The line works because it treats victory not as a thunderclap but as an opening you notice if you’re paying attention. It’s managerial vision translated into everyday language: while others see a stalemate, Atkinson is scanning for small signals - a tiring fullback, a midfield losing second balls, an opponent protecting a lead instead of hunting a second. “Throughout the game” implies this isn’t post-match mythmaking; it’s a sustained read of momentum, the sense that control can be seized rather than begged for.
Subtextually, it’s also a message to players: you’re not clinging on, you’re in this. Coaches sell belief as much as tactics, and Atkinson’s phrasing makes belief feel earned, almost evidence-based, without sounding like a lecture. In the culture of English football, where fatalism can be as common as optimism, that “there to be won” flips the emotional default. The match stops being something that happens to you and becomes something you can take.

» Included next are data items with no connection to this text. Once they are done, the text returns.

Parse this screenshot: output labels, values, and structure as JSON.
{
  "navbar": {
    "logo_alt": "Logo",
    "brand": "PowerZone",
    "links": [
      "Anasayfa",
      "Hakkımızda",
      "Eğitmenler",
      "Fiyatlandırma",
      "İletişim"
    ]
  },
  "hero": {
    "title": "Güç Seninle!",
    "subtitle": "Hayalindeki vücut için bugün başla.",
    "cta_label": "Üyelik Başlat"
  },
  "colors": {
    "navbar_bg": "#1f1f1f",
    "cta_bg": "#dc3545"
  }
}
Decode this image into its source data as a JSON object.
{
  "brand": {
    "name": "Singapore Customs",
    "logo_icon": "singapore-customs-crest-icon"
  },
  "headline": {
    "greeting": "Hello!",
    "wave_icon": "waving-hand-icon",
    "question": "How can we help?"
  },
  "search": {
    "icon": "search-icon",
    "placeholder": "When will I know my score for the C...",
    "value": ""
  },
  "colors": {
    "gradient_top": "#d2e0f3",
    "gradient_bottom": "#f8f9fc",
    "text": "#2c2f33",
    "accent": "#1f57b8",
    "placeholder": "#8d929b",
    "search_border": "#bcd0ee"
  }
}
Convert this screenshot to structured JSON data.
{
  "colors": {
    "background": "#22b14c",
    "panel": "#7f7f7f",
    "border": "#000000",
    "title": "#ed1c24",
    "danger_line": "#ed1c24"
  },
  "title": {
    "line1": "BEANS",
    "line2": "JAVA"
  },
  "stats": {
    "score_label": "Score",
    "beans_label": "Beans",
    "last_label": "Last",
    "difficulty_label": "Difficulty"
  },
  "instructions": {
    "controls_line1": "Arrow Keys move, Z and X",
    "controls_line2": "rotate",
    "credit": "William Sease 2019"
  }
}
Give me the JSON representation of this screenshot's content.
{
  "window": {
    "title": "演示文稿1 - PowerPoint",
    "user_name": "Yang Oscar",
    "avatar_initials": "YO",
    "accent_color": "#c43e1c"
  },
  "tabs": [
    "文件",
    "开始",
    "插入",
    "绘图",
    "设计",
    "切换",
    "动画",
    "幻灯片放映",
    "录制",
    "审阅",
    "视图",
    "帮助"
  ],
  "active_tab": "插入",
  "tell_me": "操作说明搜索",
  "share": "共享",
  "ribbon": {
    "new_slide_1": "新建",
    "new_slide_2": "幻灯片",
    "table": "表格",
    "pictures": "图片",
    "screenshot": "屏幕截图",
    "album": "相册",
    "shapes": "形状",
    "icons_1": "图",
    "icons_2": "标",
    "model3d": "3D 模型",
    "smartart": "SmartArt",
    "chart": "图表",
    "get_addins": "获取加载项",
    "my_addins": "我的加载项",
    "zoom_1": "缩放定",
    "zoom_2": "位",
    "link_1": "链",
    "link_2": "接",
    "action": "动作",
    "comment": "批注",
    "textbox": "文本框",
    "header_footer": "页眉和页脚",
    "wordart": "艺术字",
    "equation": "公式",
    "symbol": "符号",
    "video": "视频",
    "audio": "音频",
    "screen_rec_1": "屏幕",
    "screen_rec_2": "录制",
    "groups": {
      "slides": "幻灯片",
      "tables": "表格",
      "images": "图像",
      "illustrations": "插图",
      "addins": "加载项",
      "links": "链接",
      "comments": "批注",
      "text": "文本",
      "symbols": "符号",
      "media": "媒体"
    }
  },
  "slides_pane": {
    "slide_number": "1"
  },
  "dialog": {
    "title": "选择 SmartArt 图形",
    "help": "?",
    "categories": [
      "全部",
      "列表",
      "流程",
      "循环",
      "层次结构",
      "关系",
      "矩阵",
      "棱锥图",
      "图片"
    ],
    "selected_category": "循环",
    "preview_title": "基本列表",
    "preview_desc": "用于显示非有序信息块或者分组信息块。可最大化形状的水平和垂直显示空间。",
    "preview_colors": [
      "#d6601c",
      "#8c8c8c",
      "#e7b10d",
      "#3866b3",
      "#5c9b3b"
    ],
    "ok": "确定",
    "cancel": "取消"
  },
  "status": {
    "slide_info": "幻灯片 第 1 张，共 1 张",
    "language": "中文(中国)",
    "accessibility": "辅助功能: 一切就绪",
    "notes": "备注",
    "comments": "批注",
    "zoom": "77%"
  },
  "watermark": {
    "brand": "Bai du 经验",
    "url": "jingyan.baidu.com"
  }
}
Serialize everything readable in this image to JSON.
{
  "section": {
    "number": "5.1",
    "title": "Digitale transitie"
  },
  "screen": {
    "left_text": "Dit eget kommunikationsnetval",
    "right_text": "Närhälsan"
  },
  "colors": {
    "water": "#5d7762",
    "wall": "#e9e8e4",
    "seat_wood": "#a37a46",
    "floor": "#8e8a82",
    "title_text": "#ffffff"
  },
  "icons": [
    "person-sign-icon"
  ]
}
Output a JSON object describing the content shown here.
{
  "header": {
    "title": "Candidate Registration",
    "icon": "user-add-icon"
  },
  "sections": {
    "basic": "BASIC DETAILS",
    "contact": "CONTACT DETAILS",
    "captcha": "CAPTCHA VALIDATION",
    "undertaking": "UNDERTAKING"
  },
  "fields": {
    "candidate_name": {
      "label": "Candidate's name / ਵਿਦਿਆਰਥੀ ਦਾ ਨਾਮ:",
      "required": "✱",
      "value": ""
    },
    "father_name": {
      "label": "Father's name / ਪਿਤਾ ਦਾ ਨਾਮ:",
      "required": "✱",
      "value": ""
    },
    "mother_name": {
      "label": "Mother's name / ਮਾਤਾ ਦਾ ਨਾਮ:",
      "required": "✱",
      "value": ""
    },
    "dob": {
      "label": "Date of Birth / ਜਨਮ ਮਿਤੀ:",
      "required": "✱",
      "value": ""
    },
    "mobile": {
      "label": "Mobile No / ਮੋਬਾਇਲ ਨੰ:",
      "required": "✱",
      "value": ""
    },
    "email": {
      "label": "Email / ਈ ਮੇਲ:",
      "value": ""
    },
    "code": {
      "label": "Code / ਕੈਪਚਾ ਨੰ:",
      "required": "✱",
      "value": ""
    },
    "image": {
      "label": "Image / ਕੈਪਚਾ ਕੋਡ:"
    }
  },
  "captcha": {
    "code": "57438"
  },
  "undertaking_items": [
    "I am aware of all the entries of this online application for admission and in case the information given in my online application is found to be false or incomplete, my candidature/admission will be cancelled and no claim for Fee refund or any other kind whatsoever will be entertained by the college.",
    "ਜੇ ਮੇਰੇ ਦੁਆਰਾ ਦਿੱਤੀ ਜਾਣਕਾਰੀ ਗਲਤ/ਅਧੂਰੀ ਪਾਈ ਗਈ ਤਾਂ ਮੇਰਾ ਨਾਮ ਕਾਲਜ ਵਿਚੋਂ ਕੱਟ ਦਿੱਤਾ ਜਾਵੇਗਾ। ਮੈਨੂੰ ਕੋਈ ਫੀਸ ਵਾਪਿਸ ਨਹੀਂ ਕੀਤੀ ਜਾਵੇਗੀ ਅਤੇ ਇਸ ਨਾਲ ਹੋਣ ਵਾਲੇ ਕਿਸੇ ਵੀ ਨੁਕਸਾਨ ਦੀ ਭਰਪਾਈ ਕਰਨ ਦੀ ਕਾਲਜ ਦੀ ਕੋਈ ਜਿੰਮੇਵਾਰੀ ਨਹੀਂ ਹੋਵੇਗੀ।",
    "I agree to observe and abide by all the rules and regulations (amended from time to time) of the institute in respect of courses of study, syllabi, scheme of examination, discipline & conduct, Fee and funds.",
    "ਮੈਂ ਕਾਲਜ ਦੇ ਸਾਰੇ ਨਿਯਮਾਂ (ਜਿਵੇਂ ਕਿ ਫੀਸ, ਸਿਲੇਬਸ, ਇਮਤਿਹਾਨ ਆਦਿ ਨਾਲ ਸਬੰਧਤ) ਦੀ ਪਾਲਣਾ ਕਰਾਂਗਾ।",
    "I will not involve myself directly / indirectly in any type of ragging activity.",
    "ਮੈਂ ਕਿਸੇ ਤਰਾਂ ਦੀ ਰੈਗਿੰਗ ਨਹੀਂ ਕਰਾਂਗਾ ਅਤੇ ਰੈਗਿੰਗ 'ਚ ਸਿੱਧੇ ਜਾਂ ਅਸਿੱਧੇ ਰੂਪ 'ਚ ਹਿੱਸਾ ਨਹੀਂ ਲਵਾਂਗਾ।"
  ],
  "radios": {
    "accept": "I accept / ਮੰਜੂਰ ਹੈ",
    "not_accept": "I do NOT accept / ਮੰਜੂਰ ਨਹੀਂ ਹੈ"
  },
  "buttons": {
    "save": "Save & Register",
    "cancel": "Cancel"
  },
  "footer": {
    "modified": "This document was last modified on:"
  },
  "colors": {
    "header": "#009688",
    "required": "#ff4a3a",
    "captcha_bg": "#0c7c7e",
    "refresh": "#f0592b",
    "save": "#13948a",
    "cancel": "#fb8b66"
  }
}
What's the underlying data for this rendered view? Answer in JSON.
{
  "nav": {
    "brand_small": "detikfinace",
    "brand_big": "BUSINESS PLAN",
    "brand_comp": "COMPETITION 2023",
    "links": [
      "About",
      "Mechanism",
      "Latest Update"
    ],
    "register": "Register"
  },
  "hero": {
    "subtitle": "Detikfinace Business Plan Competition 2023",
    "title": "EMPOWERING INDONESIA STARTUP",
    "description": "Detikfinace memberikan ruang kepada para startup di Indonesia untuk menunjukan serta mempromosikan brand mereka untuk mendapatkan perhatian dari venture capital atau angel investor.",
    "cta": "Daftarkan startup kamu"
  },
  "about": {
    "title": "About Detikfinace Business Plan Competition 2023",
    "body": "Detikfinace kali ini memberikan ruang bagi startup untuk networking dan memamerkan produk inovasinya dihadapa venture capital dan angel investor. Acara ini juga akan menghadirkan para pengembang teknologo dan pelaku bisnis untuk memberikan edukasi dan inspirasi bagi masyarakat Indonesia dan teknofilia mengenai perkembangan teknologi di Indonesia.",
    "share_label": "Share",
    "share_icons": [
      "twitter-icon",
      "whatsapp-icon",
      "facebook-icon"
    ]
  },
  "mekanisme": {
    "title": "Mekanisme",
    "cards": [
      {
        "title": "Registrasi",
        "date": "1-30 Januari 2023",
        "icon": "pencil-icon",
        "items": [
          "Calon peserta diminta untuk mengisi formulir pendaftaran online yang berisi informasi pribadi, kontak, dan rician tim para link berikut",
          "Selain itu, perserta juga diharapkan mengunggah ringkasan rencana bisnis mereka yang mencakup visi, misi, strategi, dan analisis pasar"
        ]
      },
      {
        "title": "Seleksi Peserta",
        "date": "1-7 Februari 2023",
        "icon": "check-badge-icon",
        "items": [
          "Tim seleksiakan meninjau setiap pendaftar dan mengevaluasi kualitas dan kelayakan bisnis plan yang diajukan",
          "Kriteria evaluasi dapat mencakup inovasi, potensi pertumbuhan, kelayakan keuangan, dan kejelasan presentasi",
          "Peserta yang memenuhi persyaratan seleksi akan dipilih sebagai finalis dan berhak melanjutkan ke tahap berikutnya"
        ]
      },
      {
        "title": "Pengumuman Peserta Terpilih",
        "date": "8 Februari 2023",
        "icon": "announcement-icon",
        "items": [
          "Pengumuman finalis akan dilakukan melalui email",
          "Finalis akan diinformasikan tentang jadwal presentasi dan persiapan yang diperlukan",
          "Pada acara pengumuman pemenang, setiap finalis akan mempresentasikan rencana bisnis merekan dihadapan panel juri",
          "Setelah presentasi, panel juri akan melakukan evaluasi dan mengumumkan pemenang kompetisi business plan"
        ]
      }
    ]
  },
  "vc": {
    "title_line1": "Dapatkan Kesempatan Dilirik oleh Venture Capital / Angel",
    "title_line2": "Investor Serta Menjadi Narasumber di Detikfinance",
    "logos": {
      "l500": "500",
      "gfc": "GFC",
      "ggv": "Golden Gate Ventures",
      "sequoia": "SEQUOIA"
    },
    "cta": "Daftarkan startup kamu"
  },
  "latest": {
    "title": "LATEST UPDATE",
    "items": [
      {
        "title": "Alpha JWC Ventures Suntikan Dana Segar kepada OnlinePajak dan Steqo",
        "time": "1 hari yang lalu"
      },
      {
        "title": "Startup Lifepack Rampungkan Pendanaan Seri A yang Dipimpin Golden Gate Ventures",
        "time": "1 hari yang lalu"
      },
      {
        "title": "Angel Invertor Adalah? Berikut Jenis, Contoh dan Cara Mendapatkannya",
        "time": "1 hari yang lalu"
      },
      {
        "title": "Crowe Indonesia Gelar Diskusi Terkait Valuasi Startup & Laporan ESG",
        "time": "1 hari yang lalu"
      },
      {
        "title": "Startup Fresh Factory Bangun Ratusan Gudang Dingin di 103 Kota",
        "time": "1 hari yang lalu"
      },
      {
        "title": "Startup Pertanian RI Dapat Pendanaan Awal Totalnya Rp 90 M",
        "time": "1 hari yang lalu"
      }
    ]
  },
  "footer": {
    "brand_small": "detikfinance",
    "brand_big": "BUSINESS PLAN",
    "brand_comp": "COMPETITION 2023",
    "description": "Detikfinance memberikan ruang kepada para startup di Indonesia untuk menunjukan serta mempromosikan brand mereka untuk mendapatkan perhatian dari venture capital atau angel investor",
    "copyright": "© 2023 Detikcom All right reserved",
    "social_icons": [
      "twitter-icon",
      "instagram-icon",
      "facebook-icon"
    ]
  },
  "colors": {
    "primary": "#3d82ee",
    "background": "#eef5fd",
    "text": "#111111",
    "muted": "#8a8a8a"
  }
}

The line works because it treats victory not as a thunderclap but as an opening you notice if you’re paying attention. It’s managerial vision translated into everyday language: while others see a stalemate, Atkinson is scanning for small signals - a tiring fullback, a midfield losing second balls, an opponent protecting a lead instead of hunting a second. “Throughout the game” implies this isn’t post-match mythmaking; it’s a sustained read of momentum, the sense that control can be seized rather than begged for.
Subtextually, it’s also a message to players: you’re not clinging on, you’re in this. Coaches sell belief as much as tactics, and Atkinson’s phrasing makes belief feel earned, almost evidence-based, without sounding like a lecture. In the culture of English football, where fatalism can be as common as optimism, that “there to be won” flips the emotional default. The match stops being something that happens to you and becomes something you can take.